The Trump Administration’s order on May 8 extends that threat, demanding that European companies withdraw from their Iranian affairs — including the energy and financial sectors — within six months.

Mogherini said Tuesday, “We are working on finding a practical solution. We are talking about solutions to keep the deal alive.”

But she said that European commissioners must consider sanctions-blocking measures before ministers discuss any implementation: “I cannot talk about legal or economic guarantees but I can talk about serious, determined, immediate work from the European side.”

The UK’s Johnson appeared to shy away from any defiance of Washington: “We have to be realistic about the electrified rail, the live wire of American extraterritoriality and how [it] can serve as a deterrent to business.”

European Union leaders may discuss the matter on Wednesday at a summit in Sofia, Bulgaria.

US Sanctions Central Bank Head for “Support to Terrorists”

The US Treasury Department has imposed sanctions on the Governor of Iran’s Central Bank, Valiollah Seif, for “support to terrorists or acts of terrorism”.

The Office of Foreign Assets Control asserted that the Central Bank moved millions of dollars, via the elite Quds Force of the Revolutionary Guards, to Lebanon’s Hezbollah.
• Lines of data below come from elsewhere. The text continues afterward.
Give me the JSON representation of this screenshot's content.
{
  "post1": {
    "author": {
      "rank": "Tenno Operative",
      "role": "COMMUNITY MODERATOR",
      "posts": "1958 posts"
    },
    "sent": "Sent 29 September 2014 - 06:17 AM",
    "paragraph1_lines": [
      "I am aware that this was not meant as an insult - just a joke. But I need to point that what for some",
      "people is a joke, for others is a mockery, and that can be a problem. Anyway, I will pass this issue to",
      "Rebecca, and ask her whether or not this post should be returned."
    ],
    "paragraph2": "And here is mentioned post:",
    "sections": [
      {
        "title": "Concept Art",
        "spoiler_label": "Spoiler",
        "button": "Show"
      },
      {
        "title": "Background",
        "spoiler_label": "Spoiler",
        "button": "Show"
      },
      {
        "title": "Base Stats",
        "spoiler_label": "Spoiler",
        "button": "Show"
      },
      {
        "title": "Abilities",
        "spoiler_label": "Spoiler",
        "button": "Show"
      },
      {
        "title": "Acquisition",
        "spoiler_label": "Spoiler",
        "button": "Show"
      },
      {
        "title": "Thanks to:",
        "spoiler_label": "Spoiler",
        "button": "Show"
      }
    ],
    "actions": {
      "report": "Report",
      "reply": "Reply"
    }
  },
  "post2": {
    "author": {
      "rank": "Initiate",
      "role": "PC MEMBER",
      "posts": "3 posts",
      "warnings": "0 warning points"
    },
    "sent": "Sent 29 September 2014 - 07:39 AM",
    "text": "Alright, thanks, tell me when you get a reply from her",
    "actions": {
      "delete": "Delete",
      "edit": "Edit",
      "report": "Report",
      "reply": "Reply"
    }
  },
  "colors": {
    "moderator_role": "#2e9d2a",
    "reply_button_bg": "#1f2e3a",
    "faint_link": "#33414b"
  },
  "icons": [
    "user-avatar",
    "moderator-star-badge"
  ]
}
It also sanctioned senior Central Bank official Ali Tarzali, the Iraq-based al-Bilad Islamic Bank and its chairman, and a leading Hezbollah official.

The statement reiterated that, after Donald Trump’s withdrawal from the Iran nuclear deal, wider sanctions will be imposed not only against the Central Bank but against any foreign entity doing business with it.

Iran Foreign Ministry spokesman Bahram Qassemi denounced “the continuation of the US government’s inappropriate behavior and hostile policies, which have targeted the Iranian nation over the past decades in various forms”.

He asserted, “These hostile policies have failed and will fail to bring any achievement for the US, and will rather make the Iranian nation and government more determined, patient and resilient than ever in their efforts to counter America’s anti-Iran measures.”